The flow on effect of hiring the wrong person has multiple implications. Not only will the relationship with your new star hire likely sour, but you will have invested a lot of time and energy to get this person on board only to have to go through this exercise again. Not every role in every company requires a rock star – before you start sourcing candidates for your next requirement, take the time to really understand what you need out of the role. It is more important to find the person who is the right fit for the role you have then necesarily just looking at the brightest student, the best sales person by $$$ booking, etc…..

Corporate Leaders…..For Every Best There Is a Worst

I have been in the corporate world as a Recruiter for over 15 years. During that time I have had the opportunity to work with a range of Business Managers and Leaders either as a direct report, an indirect report, as a consultant or in some other way, shape or form. Over that time I have had the opportunity to work with and observe Business Managers that I have really respected and learnt a lot from. Some managers have the right balance of demeanor and business capability that always seems to lift those around them. This type of Manager that I have seen is very motivated and driven to succeed but they drive success through their own actions and work well with others to get others to achieve the best they can.

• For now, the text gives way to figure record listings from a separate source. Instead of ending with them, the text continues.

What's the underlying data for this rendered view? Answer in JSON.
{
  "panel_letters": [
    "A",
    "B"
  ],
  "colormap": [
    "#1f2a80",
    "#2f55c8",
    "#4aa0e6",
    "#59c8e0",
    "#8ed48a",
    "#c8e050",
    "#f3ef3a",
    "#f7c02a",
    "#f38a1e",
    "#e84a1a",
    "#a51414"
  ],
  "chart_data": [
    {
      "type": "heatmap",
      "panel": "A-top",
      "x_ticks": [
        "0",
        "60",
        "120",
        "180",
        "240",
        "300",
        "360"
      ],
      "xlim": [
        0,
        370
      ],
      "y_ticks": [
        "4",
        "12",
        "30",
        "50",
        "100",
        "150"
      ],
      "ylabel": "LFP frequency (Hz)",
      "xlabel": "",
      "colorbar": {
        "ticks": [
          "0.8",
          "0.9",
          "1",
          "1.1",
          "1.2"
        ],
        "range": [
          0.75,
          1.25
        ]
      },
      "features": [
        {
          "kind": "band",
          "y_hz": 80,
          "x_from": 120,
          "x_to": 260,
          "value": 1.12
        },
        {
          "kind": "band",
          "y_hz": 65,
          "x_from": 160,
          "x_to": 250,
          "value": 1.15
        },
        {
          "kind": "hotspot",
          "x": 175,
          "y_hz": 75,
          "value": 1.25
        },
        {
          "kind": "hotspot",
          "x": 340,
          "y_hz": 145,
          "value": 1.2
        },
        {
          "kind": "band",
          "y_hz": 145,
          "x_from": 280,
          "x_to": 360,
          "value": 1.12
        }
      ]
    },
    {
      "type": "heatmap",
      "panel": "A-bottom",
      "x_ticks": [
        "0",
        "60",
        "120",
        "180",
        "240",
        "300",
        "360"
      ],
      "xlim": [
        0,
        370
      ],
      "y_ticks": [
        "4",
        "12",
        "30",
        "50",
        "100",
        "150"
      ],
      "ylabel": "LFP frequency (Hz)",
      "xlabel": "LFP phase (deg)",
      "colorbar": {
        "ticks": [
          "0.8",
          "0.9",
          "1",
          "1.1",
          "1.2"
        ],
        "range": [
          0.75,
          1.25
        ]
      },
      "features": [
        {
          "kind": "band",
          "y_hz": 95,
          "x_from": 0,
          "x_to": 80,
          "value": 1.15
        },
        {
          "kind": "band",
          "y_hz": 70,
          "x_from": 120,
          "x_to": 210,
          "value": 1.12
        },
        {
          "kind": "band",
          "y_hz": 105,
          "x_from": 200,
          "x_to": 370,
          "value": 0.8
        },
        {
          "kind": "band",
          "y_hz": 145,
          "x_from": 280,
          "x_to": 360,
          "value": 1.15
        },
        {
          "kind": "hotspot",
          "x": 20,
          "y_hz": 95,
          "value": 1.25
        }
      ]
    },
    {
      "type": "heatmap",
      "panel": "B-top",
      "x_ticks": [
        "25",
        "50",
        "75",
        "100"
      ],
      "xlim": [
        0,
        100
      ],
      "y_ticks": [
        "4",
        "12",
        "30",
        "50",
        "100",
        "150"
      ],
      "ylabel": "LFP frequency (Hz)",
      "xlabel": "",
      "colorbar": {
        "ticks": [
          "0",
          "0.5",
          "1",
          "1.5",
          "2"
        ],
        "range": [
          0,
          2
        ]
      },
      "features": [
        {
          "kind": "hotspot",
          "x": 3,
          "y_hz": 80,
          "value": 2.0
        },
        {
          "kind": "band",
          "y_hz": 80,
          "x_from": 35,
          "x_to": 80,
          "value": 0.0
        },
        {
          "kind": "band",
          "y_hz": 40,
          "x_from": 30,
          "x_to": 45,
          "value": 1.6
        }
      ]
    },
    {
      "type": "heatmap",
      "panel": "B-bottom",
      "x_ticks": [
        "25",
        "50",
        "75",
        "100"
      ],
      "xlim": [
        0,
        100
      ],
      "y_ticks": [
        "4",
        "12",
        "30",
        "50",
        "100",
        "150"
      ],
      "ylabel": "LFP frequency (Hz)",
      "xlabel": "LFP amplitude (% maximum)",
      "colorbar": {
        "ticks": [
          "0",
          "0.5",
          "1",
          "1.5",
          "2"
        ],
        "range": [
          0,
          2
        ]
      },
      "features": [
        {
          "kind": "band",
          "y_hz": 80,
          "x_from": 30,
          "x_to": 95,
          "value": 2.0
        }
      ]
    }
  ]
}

They do not drive the success of the organisation at the expense of individuals. What I mean is that these Managers make time for each member of an organisation as a person and do not necessarily see others as a dollar sign or means to an end. They give the same amount of attention whether they are talking to a fresh graduate or a high level executive.  I think you would see a Manager like this trying to lift others up when they have fallen down and help people in the way they do their work. When you work with Managers like this they tend to have a calming effect on a team and they help people take a deep breath and refocus when the pressure is on to get through things whether it is quarterly results, difficult customers or incoming sales pipeline. It is easy for employees follow to these Leaders as people want to help make things work in this situation. It is easy to want to work with people who share the same values as you do.

Just as I have seen some great managers as mentioned above, I have also seen the flip side of the coin and seen some managers at their worst whether that is by trait or circumstances. Unfortunately there are some managers that rely on the old top down management approach that worked many years ago. I am certain we have seen or heard of managers with these traits. These are the folks who believe the louder they yell the better the results will be from others. It is like one of my kids when they have a temper tantrum and stamp their feet thinking this will create change. Whether this is a Manager you work directly with or a Manager in your organisation, it is hard to get behind this type of Leader. If employees provide results it is often as a result of fear which is not a sustainable long term way to manage your work force. With a rapidly changing workforce employees in today’s world not only want to work for great companies but they want to work with others (or to take a quote a word from Seth Godin – people want to be in tribes) who share their same beliefs and ideals. There is nothing wrong with being competitive in business it is what pushes us to develop ourselves out of our comfort zone but great leaders are able to demonstrate the same traits that they want to see no matter what level of person they are working with in an organisation.

Everybody makes mistakes or has moments where they do not act at their best that is part of being human. Moving forward managers and leaders need to understand that they are leading tribes who follow people based on their values. Leaders may find their tribe less responsive to them if they try to lead through fear rather than if they understand that everyone is dependent on each other to be truly successful.